Im aktuellen OMR-Podcast mit Philipp Westermeyer, Gründer und Geschäftsführer von OMR, gibt Maximilian Wühr, CEO von Finn, Einblicke in die Gründung, das Geschäftsmodell und die Herausforderungen seines Unternehmens. Finn, ein Anbieter von Auto-Abonnements, hat sich innerhalb weniger Jahre zu einem bedeutenden Player auf dem deutschen Mobilitätsmarkt entwickelt.

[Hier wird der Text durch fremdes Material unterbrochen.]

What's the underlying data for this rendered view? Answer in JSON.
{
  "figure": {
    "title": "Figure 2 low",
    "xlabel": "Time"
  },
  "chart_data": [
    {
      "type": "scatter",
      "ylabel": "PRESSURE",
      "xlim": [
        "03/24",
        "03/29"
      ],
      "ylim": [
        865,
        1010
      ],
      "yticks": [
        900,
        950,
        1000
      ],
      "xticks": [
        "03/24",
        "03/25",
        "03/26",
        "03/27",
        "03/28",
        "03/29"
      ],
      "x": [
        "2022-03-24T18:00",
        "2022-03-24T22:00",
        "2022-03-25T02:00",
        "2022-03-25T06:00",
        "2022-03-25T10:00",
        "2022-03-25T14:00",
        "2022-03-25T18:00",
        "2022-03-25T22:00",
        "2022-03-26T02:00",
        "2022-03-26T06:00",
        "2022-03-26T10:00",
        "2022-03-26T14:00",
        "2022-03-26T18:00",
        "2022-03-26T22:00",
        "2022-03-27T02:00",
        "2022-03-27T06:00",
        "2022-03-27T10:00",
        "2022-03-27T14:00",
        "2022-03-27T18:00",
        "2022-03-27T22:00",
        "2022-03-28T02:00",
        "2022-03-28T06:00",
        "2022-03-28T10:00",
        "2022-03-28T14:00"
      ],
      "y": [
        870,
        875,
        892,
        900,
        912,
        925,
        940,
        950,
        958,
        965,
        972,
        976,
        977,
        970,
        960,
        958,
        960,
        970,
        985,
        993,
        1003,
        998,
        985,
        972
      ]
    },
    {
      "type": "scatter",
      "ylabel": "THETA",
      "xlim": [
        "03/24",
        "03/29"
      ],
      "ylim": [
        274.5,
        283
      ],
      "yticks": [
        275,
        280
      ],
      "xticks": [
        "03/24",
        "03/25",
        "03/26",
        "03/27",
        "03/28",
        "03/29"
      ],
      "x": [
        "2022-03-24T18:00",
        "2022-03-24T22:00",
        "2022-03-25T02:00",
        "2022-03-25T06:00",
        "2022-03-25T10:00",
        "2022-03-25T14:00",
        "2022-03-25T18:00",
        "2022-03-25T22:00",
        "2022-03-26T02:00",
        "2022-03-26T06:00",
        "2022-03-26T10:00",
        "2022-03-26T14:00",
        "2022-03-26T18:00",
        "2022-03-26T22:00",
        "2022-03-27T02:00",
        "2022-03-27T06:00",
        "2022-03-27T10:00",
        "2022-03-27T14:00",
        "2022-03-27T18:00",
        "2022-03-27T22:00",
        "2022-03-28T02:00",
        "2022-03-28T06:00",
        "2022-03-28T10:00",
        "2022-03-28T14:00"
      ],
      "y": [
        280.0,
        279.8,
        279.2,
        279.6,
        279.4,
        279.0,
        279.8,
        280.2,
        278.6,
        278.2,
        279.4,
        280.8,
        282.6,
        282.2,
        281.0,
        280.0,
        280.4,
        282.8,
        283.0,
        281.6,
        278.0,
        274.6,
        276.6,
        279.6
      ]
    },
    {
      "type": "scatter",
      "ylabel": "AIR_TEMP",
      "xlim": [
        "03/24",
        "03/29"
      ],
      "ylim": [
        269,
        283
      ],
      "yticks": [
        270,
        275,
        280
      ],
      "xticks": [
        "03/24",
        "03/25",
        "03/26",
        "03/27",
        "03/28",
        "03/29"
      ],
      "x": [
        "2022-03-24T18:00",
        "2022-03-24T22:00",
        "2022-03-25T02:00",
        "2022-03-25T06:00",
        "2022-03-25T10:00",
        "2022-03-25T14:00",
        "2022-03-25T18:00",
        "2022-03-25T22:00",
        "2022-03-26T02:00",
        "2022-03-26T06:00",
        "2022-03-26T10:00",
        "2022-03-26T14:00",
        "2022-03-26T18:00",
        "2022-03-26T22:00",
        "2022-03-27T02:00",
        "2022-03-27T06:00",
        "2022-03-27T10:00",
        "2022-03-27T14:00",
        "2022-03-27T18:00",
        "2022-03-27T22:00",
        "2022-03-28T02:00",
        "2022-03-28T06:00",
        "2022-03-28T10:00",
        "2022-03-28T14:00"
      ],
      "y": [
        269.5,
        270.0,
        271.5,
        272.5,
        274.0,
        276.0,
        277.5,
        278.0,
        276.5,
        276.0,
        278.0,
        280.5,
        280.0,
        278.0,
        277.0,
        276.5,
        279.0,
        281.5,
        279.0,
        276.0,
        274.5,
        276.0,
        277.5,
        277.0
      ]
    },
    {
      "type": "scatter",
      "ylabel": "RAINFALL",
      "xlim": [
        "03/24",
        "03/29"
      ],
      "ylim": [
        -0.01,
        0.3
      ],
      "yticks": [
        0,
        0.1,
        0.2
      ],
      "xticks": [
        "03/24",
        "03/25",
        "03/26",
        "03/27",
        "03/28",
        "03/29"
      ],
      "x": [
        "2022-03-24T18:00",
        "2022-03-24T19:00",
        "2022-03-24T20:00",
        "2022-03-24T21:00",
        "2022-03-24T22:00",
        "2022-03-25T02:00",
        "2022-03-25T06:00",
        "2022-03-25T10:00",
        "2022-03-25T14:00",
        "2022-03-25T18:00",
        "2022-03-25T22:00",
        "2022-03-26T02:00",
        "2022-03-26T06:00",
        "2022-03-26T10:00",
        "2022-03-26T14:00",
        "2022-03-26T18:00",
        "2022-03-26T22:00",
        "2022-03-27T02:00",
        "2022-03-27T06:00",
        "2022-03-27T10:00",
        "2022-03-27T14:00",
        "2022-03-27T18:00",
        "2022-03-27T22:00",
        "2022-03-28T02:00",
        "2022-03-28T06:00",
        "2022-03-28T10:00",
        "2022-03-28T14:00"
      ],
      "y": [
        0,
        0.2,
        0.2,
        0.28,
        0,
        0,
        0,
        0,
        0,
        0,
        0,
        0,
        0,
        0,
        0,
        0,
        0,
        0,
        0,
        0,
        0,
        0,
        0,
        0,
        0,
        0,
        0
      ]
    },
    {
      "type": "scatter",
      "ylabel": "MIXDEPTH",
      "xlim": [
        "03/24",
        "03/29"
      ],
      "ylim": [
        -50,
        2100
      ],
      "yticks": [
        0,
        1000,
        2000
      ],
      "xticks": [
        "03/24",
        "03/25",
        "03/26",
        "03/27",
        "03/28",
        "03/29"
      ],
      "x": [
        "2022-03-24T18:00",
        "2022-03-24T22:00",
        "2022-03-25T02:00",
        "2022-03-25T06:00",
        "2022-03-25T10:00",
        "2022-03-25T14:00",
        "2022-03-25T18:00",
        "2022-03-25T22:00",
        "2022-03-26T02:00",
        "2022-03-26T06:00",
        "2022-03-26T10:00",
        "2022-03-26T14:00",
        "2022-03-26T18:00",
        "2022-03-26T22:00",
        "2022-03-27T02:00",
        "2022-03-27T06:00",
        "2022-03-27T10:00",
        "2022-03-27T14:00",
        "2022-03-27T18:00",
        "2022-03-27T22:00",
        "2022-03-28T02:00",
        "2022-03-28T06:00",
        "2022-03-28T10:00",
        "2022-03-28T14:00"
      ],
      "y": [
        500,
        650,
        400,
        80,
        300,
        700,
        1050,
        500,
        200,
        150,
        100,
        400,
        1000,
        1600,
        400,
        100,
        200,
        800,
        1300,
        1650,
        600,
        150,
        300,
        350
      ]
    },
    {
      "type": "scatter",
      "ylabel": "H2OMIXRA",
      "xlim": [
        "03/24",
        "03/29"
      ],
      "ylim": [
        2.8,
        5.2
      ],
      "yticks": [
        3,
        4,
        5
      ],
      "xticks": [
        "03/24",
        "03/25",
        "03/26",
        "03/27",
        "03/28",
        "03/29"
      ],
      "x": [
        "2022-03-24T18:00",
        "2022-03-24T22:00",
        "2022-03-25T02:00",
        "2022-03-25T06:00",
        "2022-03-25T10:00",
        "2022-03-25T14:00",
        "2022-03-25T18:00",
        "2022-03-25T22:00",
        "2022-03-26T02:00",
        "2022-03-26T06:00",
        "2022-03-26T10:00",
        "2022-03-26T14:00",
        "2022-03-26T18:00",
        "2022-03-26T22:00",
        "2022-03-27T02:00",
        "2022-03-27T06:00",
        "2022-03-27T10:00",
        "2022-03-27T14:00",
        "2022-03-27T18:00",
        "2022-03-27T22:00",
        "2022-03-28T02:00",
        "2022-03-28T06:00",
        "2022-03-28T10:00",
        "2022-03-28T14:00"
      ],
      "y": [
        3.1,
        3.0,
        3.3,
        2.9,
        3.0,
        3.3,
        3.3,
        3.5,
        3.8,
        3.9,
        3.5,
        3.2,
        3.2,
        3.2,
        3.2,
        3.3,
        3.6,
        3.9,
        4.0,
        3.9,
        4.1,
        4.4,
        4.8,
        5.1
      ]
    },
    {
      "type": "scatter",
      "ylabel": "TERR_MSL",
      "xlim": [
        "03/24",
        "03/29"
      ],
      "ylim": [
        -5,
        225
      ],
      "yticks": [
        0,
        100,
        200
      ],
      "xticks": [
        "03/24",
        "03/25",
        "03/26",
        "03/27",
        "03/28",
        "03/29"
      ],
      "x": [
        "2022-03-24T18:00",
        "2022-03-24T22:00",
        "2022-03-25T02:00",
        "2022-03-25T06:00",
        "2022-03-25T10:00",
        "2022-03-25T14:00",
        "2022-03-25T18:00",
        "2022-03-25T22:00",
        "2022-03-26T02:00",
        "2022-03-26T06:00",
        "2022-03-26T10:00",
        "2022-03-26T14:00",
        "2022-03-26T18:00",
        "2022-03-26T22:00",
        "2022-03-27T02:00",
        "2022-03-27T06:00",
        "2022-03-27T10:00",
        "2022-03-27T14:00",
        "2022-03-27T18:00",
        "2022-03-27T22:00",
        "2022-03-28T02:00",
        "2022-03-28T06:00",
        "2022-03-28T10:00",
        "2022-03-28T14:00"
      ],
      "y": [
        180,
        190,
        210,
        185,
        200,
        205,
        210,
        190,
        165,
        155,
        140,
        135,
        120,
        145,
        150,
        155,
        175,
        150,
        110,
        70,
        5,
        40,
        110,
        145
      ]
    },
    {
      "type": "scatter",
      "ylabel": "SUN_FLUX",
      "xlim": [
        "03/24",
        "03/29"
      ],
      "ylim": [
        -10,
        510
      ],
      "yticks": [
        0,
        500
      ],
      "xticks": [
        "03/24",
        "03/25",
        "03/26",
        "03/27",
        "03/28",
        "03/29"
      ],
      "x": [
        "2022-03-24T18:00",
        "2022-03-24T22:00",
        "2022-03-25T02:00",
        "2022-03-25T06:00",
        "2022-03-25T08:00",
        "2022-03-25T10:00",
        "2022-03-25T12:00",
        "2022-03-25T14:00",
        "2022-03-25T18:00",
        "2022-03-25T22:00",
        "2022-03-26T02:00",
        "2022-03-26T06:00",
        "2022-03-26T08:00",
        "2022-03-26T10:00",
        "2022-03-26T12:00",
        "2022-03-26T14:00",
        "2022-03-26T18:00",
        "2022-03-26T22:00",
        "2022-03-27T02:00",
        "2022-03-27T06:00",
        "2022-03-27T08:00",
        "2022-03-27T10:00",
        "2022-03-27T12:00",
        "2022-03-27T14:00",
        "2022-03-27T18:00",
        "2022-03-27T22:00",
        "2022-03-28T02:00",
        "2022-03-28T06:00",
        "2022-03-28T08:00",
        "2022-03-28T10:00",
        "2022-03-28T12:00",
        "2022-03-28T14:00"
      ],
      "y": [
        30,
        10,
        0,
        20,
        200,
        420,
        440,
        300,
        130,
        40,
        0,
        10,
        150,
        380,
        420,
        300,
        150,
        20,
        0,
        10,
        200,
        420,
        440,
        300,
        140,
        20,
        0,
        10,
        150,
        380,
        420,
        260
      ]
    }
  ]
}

Und blickt nun auch ins europäische Ausland.

Maximilian Wühr und sein Team gründeten Finn vor fünf Jahren, um eine neue Art der Auto-Mobilität zu schaffen. „Wir bieten ein Abo an, das zwischen sechs und 24 Monate dauert. Da kannst du dir online aus mehr als 150 verschiedenen Konfigurationen das perfekte Auto aussuchen, es in drei Minuten bestellen, und es wird vor die Haustür geliefert,“ erklärt Wühr. Das Geschäftsmodell von Finn zielt darauf ab, die Komplexität des Autobesitzes zu reduzieren, indem es sich um Wartung, Versicherung und Zulassung kümmert, sodass die Kunden sich nur aufs Fahren konzentrieren müssen.

Das Auto-Abonnement von Finn richte sich an Kunden, die Flexibilität und Komfort schätzen. Der durchschnittliche Kunde ist 42 Jahre alt und lebt oft in ländlichen Gebieten oder Vororten, wo individuelle Mobilität eine wichtige Rolle spielt. „Die Nutzererfahrung bei traditionellen Autokäufen oder Leasing ist immer noch nicht im 21. Jahrhundert angekommen. Das war die Chance, die wir gesehen haben,“ so Wühr gegenüber Westermeyer.

Kundenzufriedenheit und Beschwerden

Trotz der hohen Kundenzufriedenheit gibt es auch Kritikpunkte, insbesondere bei der Rückgabe von Fahrzeugen und der Schadensregulierung. „Wir berechnen 80 Prozent unserer Kosten an den Nutzer, was im Vergleich zu Leasingfirmen, die bis zu 200 Prozent der Kosten berechnen, moderat ist,“ erläutert Wühr hierzu. Dennoch fühlen sich einige Kunden unfair behandelt, was sich in gemischten Bewertungen auf Plattformen wie Trustpilot zeige. Diese Kritikpunkte betreffen oft die Handhabung von Schäden bei der Rückgabe der Fahrzeuge, obwohl Finn hier im Vergleich zu anderen Anbietern eher kulant sei.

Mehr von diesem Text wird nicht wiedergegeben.